Silenzio. La pandemia e l’urgenza di portare i sieri a disposizione dei governi erano un ottimo pretesto per non rispondere alle domande che qualche guastatore si permetteva di avanzare. Mi sentivo rispondere: “Meno male che c’è l’Unione che si presta come centrale di acquisto così da sconfiggere gli egoismi dei singoli Paesi: è un grande passo in avanti che fa l’Europa”. Noi volevamo soltanto avere qualche informazione su contratti miliardari e, anzi, mi sembrava strano che la trasparenza interessasse solo a noi. Aggiungo che la trasparenza riguardava i contratti nel loro insieme, cioè dalla trattativa sul costo alle responsabilità in caso di reazioni avverse, passando ovviamente sulla garanzie mediche visto che si avviava una vaccinazione di massa. Insomma, domande di buon senso alle quali mai nessuno ha voluto dare risposta.

 


A dirla tutta, l’unica risposta fu una presa in giro per quella istituzione di cui adesso si chiede a gran voce il rinnovo cioè l’europarlamento: il contratto arrivò ma coperto da bande nere; insomma era illeggibile.
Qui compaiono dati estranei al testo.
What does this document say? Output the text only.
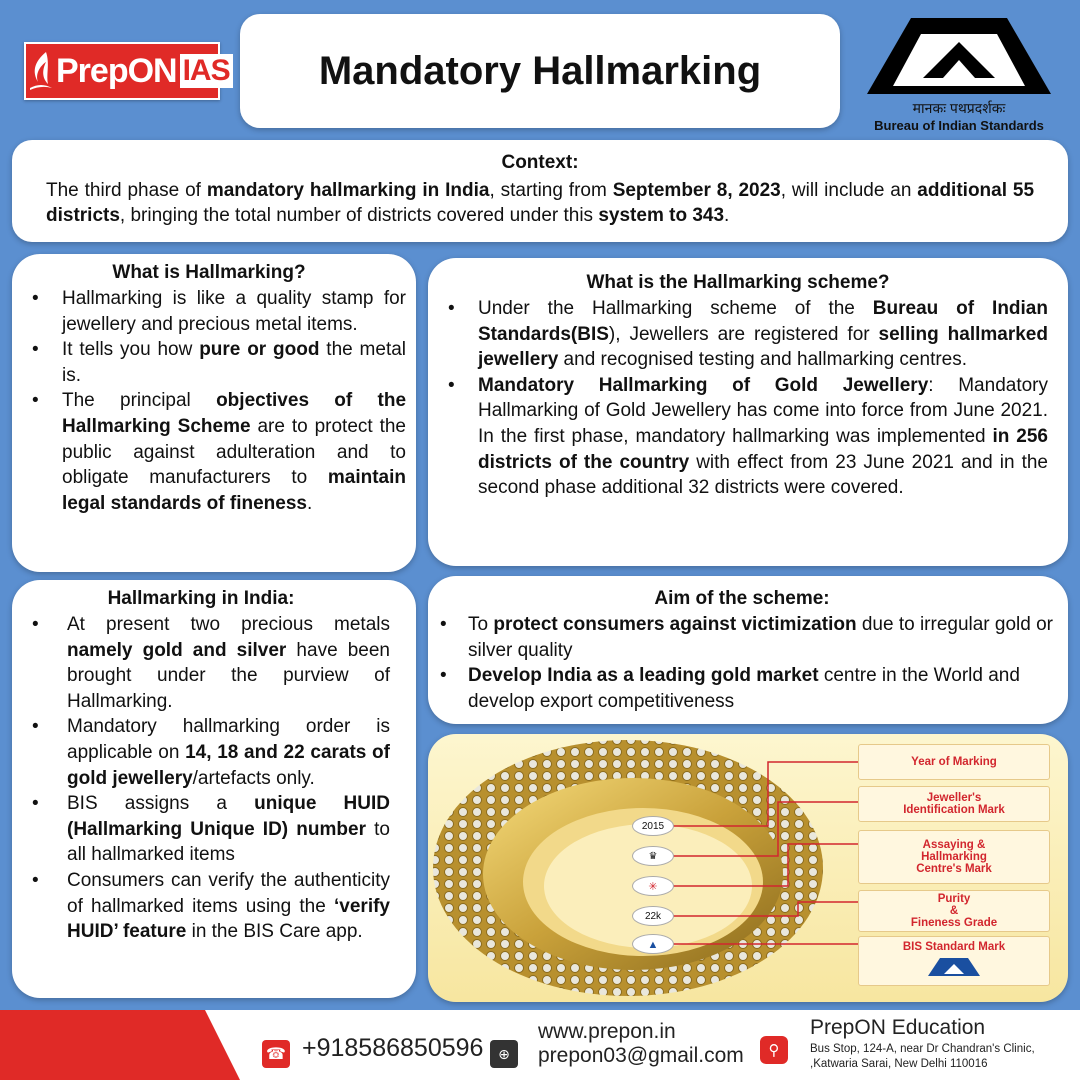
PrepON IAS Mandatory Hallmarking
मानकः पथप्रदर्शकः
Bureau of Indian Standards
Context:

The third phase of mandatory hallmarking in India, starting from September 8, 2023, will include an additional 55 districts, bringing the total number of districts covered under this system to 343.

What is Hallmarking?
• Hallmarking is like a quality stamp for jewellery and precious metal items.
• It tells you how pure or good the metal is.
• The principal objectives of the Hallmarking Scheme are to protect the public against adulteration and to obligate manufacturers to maintain legal standards of fineness.
What is the Hallmarking scheme?
• Under the Hallmarking scheme of the Bureau of Indian Standards(BIS), Jewellers are registered for selling hallmarked jewellery and recognised testing and hallmarking centres.
• Mandatory Hallmarking of Gold Jewellery: Mandatory Hallmarking of Gold Jewellery has come into force from June 2021. In the first phase, mandatory hallmarking was implemented in 256 districts of the country with effect from 23 June 2021 and in the second phase additional 32 districts were covered.
Hallmarking in India:
• At present two precious metals namely gold and silver have been brought under the purview of Hallmarking.
• Mandatory hallmarking order is applicable on 14, 18 and 22 carats of gold jewellery/artefacts only.
• BIS assigns a unique HUID (Hallmarking Unique ID) number to all hallmarked items
• Consumers can verify the authenticity of hallmarked items using the ‘verify HUID’ feature in the BIS Care app.
Aim of the scheme:
• To protect consumers against victimization due to irregular gold or silver quality
• Develop India as a leading gold market centre in the World and develop export competitiveness
2015
♛
✳
22k
▲
Year of Marking
Jeweller's
Identification Mark
Assaying &
Hallmarking
Centre's Mark
Purity
&
Fineness Grade
BIS Standard Mark
☎ +918586850596	⊕
www.prepon.in
prepon03@gmail.com	⚲
PrepON Education
Bus Stop, 124-A, near Dr Chandran's Clinic,
,Katwaria Sarai, New Delhi 110016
Soltanto dopo quasi due anni si conobbe il contenuto. Ora, ecco le indagini della procura europea evidentemente insospettita dalla segretezza della negoziazione, dalle reticenze della commissione e dalla irreperibilità degli scambi tra la von der Leyen e Bourla, ceo della Pfizer unico interlocutore industriale visto che la britannica AstraZeneca era stata tagliata fuori per problemi di consegna. Sulla vicenda dopo una prima denuncia da parte di un sito tedesco che chiedeva invano l’accesso agli atti, era arrivata anche la denuncia da parte del New York Times che parlò di “diplomazia personale” della signora Ursula rispetto all’ 1,8 miliardi di dosi da consegnare tra la fine del 2021 e il 2023. Da allora a oggi la Commissione ha preferito coprire la presidente, una strategia che indebolisce sempre più la von der Leyen.